We'll identify the best performing model based on the R² score and see if any of our models successfully meet the target threshold. This comparison will also help us understand which approach works best for this particular dataset and whether our hyperparameter tuning was effective.

In [26]:
# =============================================================================
# FINAL EVALUATION ON TEST SET
# =============================================================================

print("\nfinal Evaluation on the test set")

test_results = {}
predictions = {}

for name, model in best_models.items():
    # predict on test set
    y_pred = model.predict(X_test)
    predictions[name] = y_pred
    
    # calculate metrics
    r2 = r2_score(y_test, y_pred)
    mse = mean_squared_error(y_test, y_pred)
    mae = mean_absolute_error(y_test, y_pred)
    
    test_results[name] = {
        'R2': r2,
        'MSE': mse,
        'MAE': mae,
        'RMSE': np.sqrt(mse)
    }
    
    print(f"\n{name}:")
    print(f"  R2 Score: {r2:.4f}")
    print(f"  RMSE: {np.sqrt(mse):.4f}")
    print(f"  MAE: {mae:.4f}")
    
    # we check if target R2 is achieved
    if r2 > TARGET_R2:
        print(f"Target R2 > {TARGET_R2}")
    else:
        print(f"Target R2 < {TARGET_R2}")

# we found the best model 
best_model_name = max(test_results.keys(), key=lambda x: test_results[x]['R2'])
best_r2 = test_results[best_model_name]['R2']

print(f"\nBEST MODEL: {best_model_name} with R2 = {best_r2:.4f}")

# comparison
print(f"\ncross-validation vs test set results:")
for name in best_models.keys():
    cv_r2 = cv_results[name]
    test_r2 = test_results[name]['R2']
    print(f"{name:20s} | cross_validation: {cv_r2:.4f} | on test data: {test_r2:.4f} | diff: {abs(cv_r2-test_r2):.4f}")

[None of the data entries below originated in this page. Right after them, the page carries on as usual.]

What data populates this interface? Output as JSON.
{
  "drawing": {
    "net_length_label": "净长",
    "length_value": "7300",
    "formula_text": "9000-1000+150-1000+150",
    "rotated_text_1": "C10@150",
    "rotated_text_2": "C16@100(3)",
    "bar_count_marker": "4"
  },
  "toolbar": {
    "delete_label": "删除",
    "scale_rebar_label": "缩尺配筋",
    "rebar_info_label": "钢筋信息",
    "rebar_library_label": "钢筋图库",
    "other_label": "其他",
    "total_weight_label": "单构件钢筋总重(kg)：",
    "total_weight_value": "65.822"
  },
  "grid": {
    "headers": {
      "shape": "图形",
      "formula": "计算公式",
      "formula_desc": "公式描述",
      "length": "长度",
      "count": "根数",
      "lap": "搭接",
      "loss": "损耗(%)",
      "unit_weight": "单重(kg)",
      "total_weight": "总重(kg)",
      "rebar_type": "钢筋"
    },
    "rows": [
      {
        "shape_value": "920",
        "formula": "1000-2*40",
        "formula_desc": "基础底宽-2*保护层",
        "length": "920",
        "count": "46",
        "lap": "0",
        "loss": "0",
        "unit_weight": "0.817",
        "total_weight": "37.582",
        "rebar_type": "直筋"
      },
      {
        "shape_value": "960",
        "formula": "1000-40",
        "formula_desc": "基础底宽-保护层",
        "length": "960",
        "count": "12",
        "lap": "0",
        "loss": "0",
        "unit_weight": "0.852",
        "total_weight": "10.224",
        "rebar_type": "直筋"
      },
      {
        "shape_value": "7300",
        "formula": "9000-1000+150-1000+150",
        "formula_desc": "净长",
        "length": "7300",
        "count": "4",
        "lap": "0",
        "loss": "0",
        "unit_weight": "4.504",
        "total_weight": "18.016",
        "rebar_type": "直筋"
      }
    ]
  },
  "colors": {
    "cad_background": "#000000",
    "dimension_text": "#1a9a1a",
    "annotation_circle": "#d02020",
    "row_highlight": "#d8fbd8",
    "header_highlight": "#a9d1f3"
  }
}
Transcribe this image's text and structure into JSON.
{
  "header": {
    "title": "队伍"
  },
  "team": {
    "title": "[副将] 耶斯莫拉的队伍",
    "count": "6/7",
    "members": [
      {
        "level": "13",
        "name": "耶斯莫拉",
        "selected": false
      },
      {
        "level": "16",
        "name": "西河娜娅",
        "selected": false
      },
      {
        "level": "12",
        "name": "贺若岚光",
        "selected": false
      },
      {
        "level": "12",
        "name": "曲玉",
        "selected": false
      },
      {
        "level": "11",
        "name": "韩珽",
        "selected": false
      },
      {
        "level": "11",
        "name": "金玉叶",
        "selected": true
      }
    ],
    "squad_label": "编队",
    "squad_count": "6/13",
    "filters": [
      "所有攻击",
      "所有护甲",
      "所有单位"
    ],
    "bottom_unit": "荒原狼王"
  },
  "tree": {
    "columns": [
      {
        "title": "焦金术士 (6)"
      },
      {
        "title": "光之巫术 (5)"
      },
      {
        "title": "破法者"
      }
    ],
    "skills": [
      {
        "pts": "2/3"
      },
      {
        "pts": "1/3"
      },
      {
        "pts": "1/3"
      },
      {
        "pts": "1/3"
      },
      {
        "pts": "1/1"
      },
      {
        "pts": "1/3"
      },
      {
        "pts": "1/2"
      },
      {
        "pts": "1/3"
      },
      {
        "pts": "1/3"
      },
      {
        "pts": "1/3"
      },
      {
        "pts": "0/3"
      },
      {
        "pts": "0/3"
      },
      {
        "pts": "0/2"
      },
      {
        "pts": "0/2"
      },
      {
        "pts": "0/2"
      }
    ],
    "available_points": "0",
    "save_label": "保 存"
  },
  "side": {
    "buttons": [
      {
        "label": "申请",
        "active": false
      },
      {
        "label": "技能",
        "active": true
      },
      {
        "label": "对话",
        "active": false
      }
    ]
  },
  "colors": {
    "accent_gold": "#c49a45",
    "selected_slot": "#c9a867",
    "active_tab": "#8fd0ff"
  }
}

final Evaluation on the test set

Linear Regression:
  R2 Score: -9.9240
  RMSE: 2.8359
  MAE: 2.3420
Target R2 < 0.88

Ridge Regression:
  R2 Score: 0.7153
  RMSE: 0.4578
  MAE: 0.3665
Target R2 < 0.88

Lasso Regression:
  R2 Score: 0.9231
  RMSE: 0.2380
  MAE: 0.1944
Target R2 > 0.88

Elastic Net:
  R2 Score: 0.9184
  RMSE: 0.2452
  MAE: 0.2028
Target R2 > 0.88

Random Forest:
  R2 Score: 0.3456
  RMSE: 0.6941
  MAE: 0.5373
Target R2 < 0.88

BEST MODEL: Lasso Regression with R2 = 0.9231

cross-validation vs test set results:
Linear Regression    | cross_validation: 0.4479 | on test data: -9.9240 | diff: 10.3718
Ridge Regression     | cross_validation: 0.5702 | on test data: 0.7153 | diff: 0.1451
Lasso Regression     | cross_validation: 0.9250 | on test data: 0.9231 | diff: 0.0019
Elastic Net          | cross_validation: 0.9130 | on test data: 0.9184 | diff: 0.0054
Random Forest        | cross_validation: 0.2083 | on test data: 0.3456 | diff: 0.1373


## Conclusion

Looking at our results, we successfully achieved our target R² score of 0.88 on the test set with two of our models. Lasso Regression emerged as the clear winner with an impressive R² score of 0.9231, closely followed by Elastic Net at 0.9184. Both models significantly exceeded our target threshold and came very close to the theoretical Bayes estimator performance of 0.92 mentioned in the exercise.